Overdracht kan plaatsvinden via direct en indirect contact, via verschillende routes (maagdarmkanaal, luchtwegen, oogslijmvlies). Voor meer informatie over vogelgriep bij mensen zie RIVM
Pluimveesector – Het nemen van hygiënemaatregelen om insleep van AI-virus te voorkomen is verplicht voor pluimveeveehouders en transporteurs van levende dieren (“biosecurity”). Ook vindt er AI-monitoring plaats op pluimveebedrijven, om vogelgriepvirus infectie bij pluimvee in een vroeg stadium te ontdekken. Bij verdenking vindt er blokkade plaats van het bedrijf en het pluimveebestand terwijl er nader onderzoek gedaan wordt, om eventuele verdere verspreiding te voorkomen.

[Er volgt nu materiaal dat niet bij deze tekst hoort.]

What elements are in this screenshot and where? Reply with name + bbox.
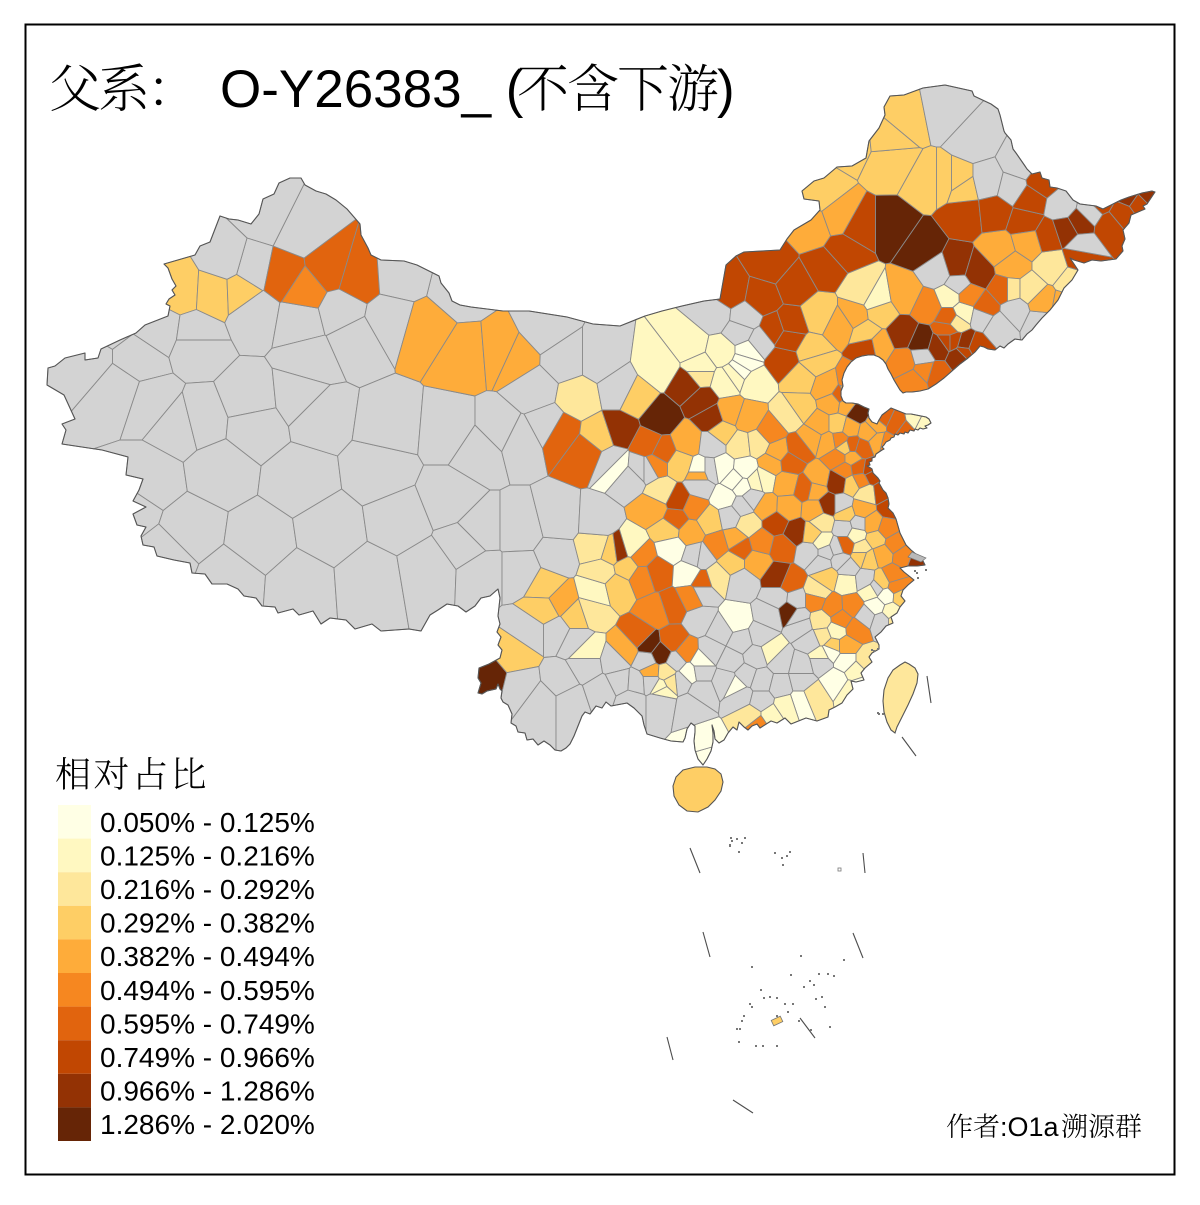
svg-text:): ) [717, 60, 735, 119]
svg-text:1.286% - 2.020%: 1.286% - 2.020% [100, 1109, 315, 1140]
svg-text:0.749% - 0.966%: 0.749% - 0.966% [100, 1042, 315, 1073]
svg-text:O-Y26383_ (: O-Y26383_ ( [220, 60, 524, 119]
svg-text:0.050% - 0.125%: 0.050% - 0.125% [100, 807, 315, 838]
svg-text:0.966% - 1.286%: 0.966% - 1.286% [100, 1076, 315, 1107]
svg-text:0.595% - 0.749%: 0.595% - 0.749% [100, 1008, 315, 1039]
svg-text:0.382% - 0.494%: 0.382% - 0.494% [100, 941, 315, 972]
svg-text:0.494% - 0.595%: 0.494% - 0.595% [100, 975, 315, 1006]
svg-text:0.125% - 0.216%: 0.125% - 0.216% [100, 840, 315, 871]
svg-text::O1a: :O1a [1000, 1112, 1060, 1142]
svg-text:0.216% - 0.292%: 0.216% - 0.292% [100, 874, 315, 905]
svg-text:0.292% - 0.382%: 0.292% - 0.382% [100, 908, 315, 939]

Wilde vogels – Er vindt ook AI-monitoring plaats bij wilde vogels. Bij levende wilde vogels gaat het om het bijhouden welke AI virussen er voorkomen. Hiertoe worden specifieke onderzoeken uitgevoerd door ErasmusMC en Sovon De AI-monitoring bij dode in het wild levende vogels is Europa-breed in gang gezet toen in Europa het HPAI H5N1 in 2005-2006 werd vastgesteld en dit ook sterfte veroorzaakte onder wilde vogels, met name de knobbelzwaan (Cygnus olor) en de kleine zwaan (Cygnus cygnus). Het DWHC, Sovon, WBVR en de NVWA zijn hierin betrokken.